Im Bereich der Kraftfahrzeugtechnik spezialisiert die Norm ISO 26262 den Bereich der durch EN 61508 vorgegebenen Maßnahmen. Da sich die eingesetzten Technologien, wie die der sogenannten Steuergeräte (ECU – Embedded Control Unit), aber auch der darauf laufenden Software, ständig weiterentwickeln, wird auch in dieser Norm vorwiegend auf den Ablauf eines Entwicklungsvorhabens geschaut, ohne in technologische Details zu gehen. Da nicht jeder Teil einer in einem Fahrzeug eingesetzten Software gleich relevant für die funktionale Sicherheit des Gesamtsystems ist, definieren die Normen wie ISO 26262 sogenannte Sicherheitsstufen. Diese Automotive Safety Integrity Levels reichen von ASIL-D (hochkritisches System) bis ASIL-A (wenig kritisches System), für unkritische Systeme in Fahrzeugen ergänzt durch das Level QM (Quality Management).

Allgemein gilt für die jeweiligen Sicherheitsstufen, dass die Anforderungen an die Maßnahmen, das Risiko zu reduzieren, umso höher sind, je wahrscheinlicher und gefährlicher ein Fehlverhalten des Systems ist. Damit wird versucht, das Gesamtrisiko für die Gefährdung von Personen auf ein erträgliches Maß zu senken.

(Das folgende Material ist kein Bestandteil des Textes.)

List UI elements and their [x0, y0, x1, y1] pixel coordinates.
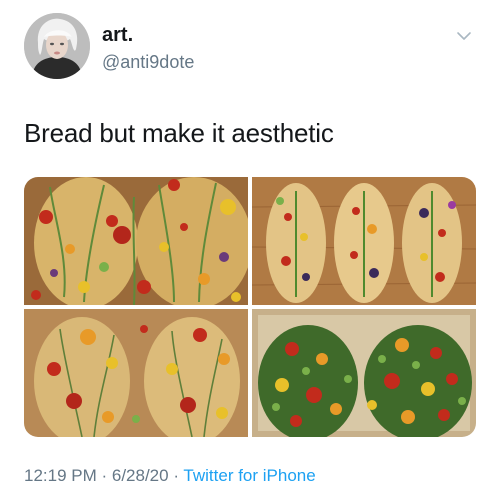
profile-avatar-icon [24, 13, 90, 79]
meta-separator: · [96, 466, 112, 485]
media-photo-1[interactable] [24, 177, 248, 305]
media-photo-3[interactable] [24, 309, 248, 437]
tweet-card: art. @anti9dote Bread but make it aesthe… [0, 0, 500, 500]
chevron-down-icon[interactable] [456, 30, 472, 42]
media-grid [24, 177, 476, 437]
three-focaccia-loaves-photo-icon [252, 177, 476, 305]
media-photo-2[interactable] [252, 177, 476, 305]
tweet-source-link[interactable]: Twitter for iPhone [183, 466, 315, 485]
user-handle[interactable]: @anti9dote [102, 52, 194, 73]
meta-separator: · [168, 466, 184, 485]
tweet-text: Bread but make it aesthetic [24, 118, 334, 148]
focaccia-flower-art-photo-icon [24, 177, 248, 305]
tweet-date[interactable]: 6/28/20 [112, 466, 169, 485]
tweet-time[interactable]: 12:19 PM [24, 466, 97, 485]
avatar[interactable] [24, 13, 90, 79]
media-photo-4[interactable] [252, 309, 476, 437]
display-name[interactable]: art. [102, 24, 133, 47]
tweet-meta: 12:19 PM · 6/28/20 · Twitter for iPhone [24, 466, 316, 486]
vegetable-garden-focaccia-photo-icon [252, 309, 476, 437]
two-focaccia-loaves-photo-icon [24, 309, 248, 437]
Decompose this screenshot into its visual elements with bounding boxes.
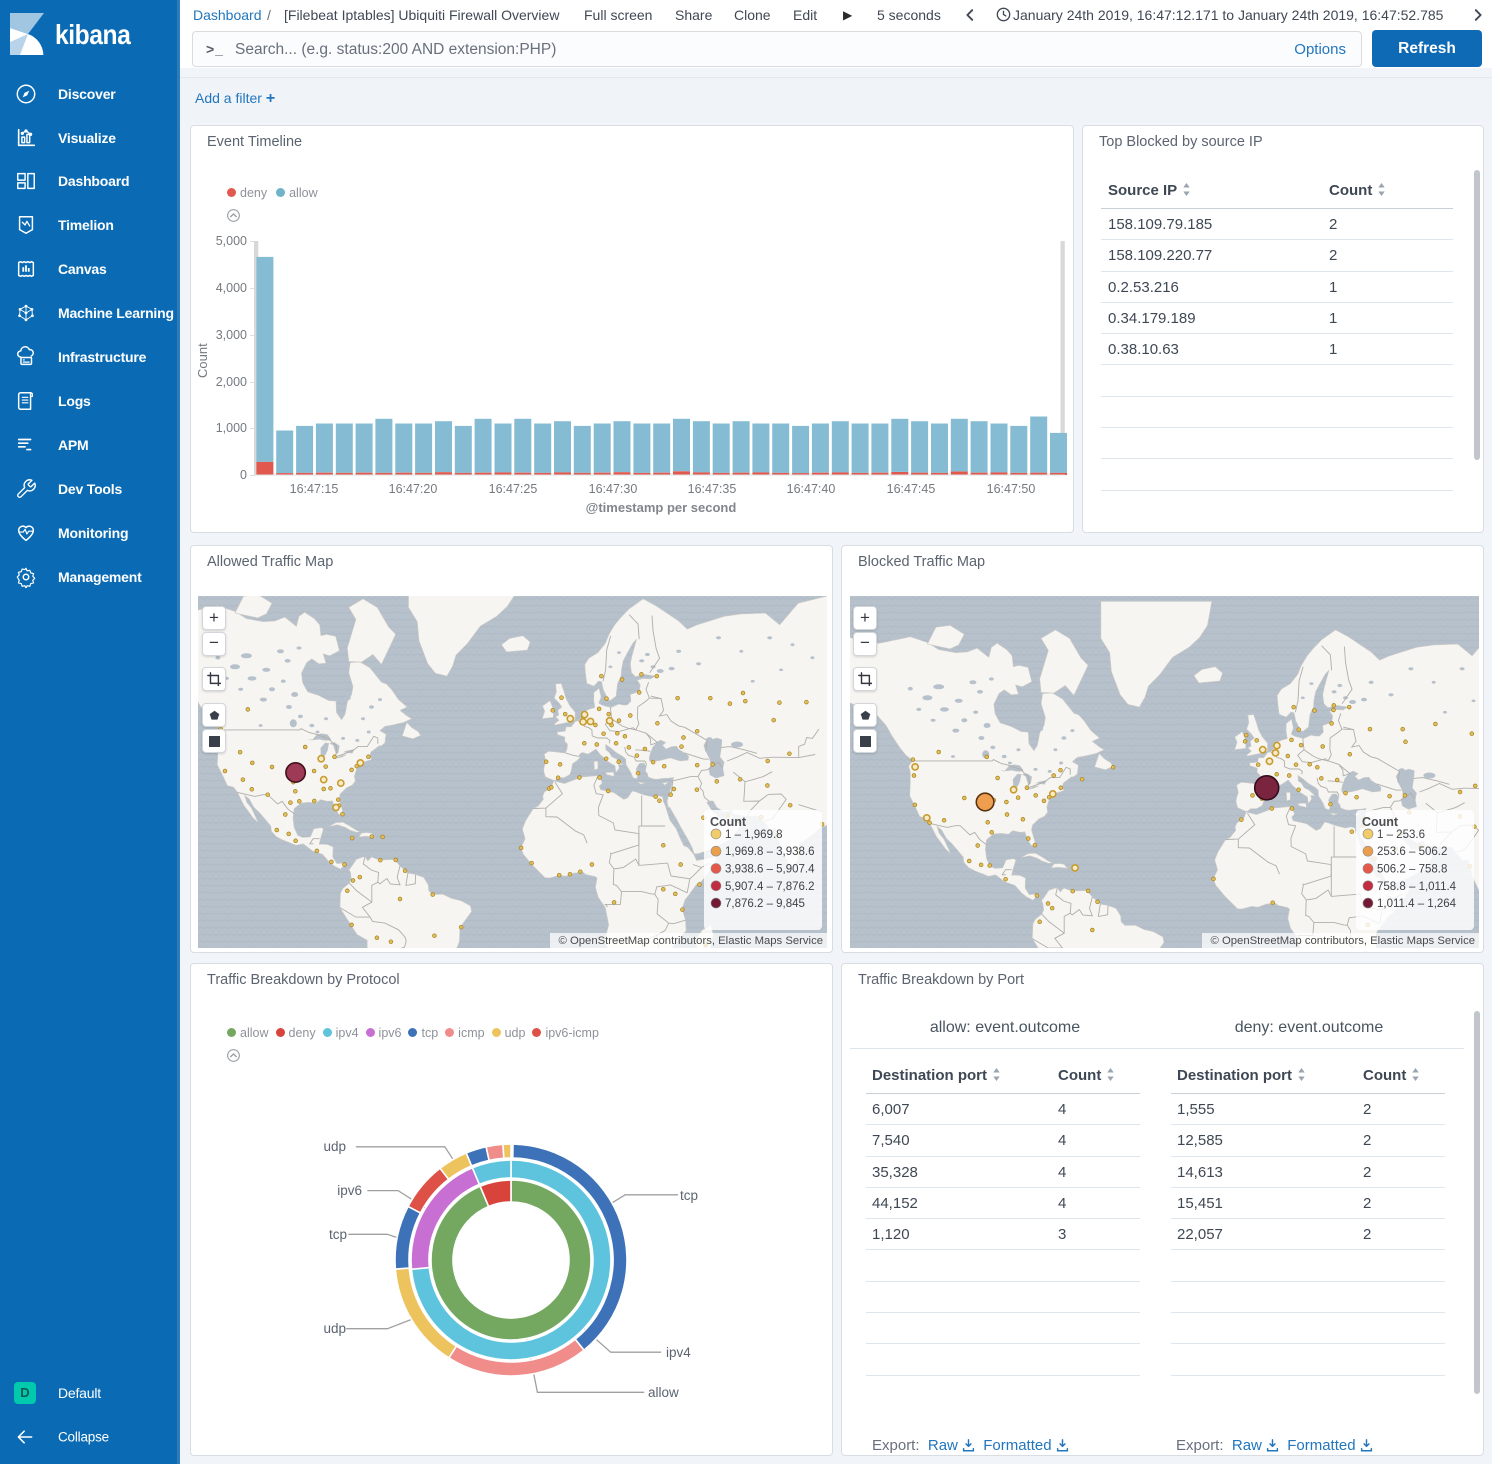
svg-text:Count: Count bbox=[1362, 815, 1399, 829]
svg-text:3,938.6 – 5,907.4: 3,938.6 – 5,907.4 bbox=[725, 864, 815, 876]
svg-text:506.2 – 758.8: 506.2 – 758.8 bbox=[1377, 864, 1447, 876]
svg-text:7,876.2 – 9,845: 7,876.2 – 9,845 bbox=[725, 898, 805, 910]
svg-text:Count: Count bbox=[710, 815, 747, 829]
svg-text:5,907.4 – 7,876.2: 5,907.4 – 7,876.2 bbox=[725, 881, 815, 893]
svg-text:© OpenStreetMap contributors,: © OpenStreetMap contributors, Elastic Ma… bbox=[559, 935, 824, 947]
svg-text:© OpenStreetMap contributors,: © OpenStreetMap contributors, Elastic Ma… bbox=[1211, 935, 1476, 947]
svg-text:758.8 – 1,011.4: 758.8 – 1,011.4 bbox=[1377, 881, 1457, 893]
svg-text:1,969.8 – 3,938.6: 1,969.8 – 3,938.6 bbox=[725, 846, 815, 858]
svg-text:1 – 1,969.8: 1 – 1,969.8 bbox=[725, 829, 783, 841]
svg-text:1,011.4 – 1,264: 1,011.4 – 1,264 bbox=[1377, 898, 1457, 910]
svg-text:1 – 253.6: 1 – 253.6 bbox=[1377, 829, 1425, 841]
svg-text:253.6 – 506.2: 253.6 – 506.2 bbox=[1377, 846, 1447, 858]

Heute baut ein Großteil der Innovationen im Fahrzeugbereich auf Software auf. Diese läuft in der Regel auf entsprechenden Steuergeräten, die miteinander vernetzt sind. Da ECUs zum Teil Fahrzeugfunktionen steuern – wie Lenkung oder Bremsen – die für die Sicherheit der Insassen und der anderen Verkehrsteilnehmer relevant sind, muss sich auch die Softwareentwicklung dafür entsprechenden Risikobewertungen und -überprüfungen unterwerfen.

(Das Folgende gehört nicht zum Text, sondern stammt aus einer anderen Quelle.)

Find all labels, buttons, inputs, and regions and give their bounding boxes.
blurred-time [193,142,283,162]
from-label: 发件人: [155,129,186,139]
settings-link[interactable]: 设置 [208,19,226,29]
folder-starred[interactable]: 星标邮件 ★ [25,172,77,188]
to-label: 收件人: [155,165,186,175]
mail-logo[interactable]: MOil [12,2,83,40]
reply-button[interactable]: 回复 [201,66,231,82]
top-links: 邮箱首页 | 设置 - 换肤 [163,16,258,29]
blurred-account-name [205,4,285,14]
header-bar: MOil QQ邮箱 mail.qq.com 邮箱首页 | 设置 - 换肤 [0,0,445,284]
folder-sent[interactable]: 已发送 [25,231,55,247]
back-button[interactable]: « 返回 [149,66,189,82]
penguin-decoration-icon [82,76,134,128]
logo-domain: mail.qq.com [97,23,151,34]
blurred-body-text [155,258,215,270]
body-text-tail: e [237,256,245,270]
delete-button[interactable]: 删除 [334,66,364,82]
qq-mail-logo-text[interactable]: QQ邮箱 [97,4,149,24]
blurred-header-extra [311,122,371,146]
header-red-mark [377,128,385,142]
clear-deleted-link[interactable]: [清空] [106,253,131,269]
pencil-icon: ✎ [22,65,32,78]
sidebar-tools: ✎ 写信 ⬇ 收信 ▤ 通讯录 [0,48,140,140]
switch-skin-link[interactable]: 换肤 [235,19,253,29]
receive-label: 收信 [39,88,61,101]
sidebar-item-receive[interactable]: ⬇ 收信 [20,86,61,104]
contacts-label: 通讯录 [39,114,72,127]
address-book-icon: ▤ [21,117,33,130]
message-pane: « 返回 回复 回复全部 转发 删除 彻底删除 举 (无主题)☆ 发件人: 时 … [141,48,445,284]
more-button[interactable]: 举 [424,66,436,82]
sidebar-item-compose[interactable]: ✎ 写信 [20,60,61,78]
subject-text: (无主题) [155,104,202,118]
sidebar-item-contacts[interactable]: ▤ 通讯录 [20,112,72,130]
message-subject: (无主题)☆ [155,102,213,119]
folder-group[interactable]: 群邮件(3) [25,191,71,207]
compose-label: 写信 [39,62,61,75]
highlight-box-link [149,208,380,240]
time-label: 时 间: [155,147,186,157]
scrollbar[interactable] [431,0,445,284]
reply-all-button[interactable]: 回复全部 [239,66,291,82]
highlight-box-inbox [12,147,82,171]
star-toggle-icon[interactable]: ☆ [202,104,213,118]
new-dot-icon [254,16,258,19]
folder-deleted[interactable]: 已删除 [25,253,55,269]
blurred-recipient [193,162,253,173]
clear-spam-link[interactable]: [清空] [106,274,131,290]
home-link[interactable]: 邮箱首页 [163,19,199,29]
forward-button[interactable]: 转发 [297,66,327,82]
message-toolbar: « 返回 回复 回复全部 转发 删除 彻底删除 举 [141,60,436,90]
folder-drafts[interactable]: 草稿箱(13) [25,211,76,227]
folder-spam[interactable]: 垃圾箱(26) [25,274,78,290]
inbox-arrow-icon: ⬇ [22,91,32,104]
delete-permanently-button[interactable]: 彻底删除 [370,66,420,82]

Aus diesem Grund hat das MISRA-Konsortium (Motor Industry Software Reliability Association) ab 1998 Programmierrichtlinien für die Sprache C bereitgestellt, mit der aktuellen Version MISRA-C:2012. 2008 wurden mit MISRA-C++:2008 auch entsprechende darauf aufbauende Richtlinien für C++ veröffentlicht. Seither hat sich die C++-Norm allerdings deutlich weiterentwickelt (C++11, C++14, C++17, C++20), sodass viele der bisherigen Regeln veraltet wirken und die neueren, eindeutig besseren Sprachmittel nicht abgedeckt sind.

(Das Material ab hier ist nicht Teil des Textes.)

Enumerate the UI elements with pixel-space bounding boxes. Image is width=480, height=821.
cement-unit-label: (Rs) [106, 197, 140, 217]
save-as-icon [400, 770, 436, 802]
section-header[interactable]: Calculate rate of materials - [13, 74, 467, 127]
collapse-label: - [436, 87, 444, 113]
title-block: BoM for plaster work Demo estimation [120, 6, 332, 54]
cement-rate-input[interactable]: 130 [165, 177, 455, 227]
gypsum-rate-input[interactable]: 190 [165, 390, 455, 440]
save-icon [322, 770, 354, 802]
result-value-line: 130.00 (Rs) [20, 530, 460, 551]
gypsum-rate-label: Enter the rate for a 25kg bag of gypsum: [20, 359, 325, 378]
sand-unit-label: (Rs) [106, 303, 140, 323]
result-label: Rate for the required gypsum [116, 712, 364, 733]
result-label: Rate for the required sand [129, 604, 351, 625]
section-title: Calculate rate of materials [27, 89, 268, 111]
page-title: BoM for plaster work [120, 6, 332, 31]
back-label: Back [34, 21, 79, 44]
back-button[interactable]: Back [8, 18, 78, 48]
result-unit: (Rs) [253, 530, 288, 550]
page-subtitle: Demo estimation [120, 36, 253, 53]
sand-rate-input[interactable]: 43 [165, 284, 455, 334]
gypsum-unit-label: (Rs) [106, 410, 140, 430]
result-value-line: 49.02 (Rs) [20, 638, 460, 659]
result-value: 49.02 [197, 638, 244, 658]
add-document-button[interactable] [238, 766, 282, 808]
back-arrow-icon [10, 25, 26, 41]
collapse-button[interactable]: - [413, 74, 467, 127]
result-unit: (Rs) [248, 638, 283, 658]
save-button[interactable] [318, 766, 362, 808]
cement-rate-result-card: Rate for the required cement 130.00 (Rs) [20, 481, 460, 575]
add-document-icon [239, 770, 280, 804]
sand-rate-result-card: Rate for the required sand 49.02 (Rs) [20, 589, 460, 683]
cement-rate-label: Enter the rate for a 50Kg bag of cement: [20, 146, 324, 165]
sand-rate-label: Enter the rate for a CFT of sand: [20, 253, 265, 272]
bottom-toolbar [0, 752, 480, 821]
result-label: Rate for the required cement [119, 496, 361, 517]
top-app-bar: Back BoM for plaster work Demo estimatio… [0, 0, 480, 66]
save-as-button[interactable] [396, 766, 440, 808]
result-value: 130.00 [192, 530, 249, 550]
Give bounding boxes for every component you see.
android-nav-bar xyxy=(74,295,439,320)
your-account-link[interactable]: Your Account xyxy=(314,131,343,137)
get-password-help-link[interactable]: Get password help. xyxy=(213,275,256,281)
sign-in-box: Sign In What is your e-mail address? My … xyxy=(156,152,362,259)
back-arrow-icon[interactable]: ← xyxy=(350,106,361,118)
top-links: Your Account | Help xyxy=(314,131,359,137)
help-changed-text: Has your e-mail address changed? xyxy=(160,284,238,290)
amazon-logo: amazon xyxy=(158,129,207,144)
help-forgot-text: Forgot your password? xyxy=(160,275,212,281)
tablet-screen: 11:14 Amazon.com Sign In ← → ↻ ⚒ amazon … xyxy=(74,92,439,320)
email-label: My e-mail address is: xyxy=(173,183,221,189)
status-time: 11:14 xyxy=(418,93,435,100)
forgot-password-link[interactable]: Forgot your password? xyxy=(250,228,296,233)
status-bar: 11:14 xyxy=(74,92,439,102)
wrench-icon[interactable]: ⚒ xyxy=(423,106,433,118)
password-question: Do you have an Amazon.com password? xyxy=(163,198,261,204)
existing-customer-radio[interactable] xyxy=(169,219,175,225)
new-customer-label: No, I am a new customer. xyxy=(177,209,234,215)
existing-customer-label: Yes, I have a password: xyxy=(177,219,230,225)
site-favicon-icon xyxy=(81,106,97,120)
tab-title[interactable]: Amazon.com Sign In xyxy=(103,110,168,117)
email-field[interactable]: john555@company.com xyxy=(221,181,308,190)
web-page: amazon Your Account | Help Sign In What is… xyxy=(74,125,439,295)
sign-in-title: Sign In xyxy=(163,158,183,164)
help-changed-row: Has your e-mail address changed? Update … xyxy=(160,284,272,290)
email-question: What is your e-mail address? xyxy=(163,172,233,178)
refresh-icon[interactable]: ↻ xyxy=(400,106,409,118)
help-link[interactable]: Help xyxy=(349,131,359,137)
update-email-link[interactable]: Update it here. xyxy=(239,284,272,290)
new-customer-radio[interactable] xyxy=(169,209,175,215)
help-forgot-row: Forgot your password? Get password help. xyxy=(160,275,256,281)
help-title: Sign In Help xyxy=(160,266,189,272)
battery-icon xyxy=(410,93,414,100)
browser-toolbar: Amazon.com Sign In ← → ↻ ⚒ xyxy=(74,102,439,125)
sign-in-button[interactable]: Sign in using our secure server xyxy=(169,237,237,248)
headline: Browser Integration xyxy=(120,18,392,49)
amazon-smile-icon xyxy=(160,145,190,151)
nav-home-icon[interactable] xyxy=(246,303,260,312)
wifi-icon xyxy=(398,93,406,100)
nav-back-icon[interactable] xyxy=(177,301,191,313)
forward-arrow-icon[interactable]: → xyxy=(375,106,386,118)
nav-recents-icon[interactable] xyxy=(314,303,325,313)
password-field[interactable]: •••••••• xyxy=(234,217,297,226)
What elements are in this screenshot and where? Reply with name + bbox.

Modernere komplexe Systeme im Automobilbereich lassen sich mit der dort dominanten Programmiersprache C kaum noch beherrschen, weil C vergleichbar gute Abstraktionsmöglichkeiten fehlen – wie C++ sie beispielsweise bietet. Das hat das AUTOSAR- Konsortium (AUTomotive Open System ARchitecture – Entwicklungspartnerschaft im Automobilbereich) bewogen, auf C++ für die neue "AUTOSAR Adaptive"-Plattform zu setzen. Sie wird mit dem Ziel entwickelt, umfangreichere Fahrerassistenzsysteme bis hin zum selbstfahrenden Fahrzeug zu unterstützen.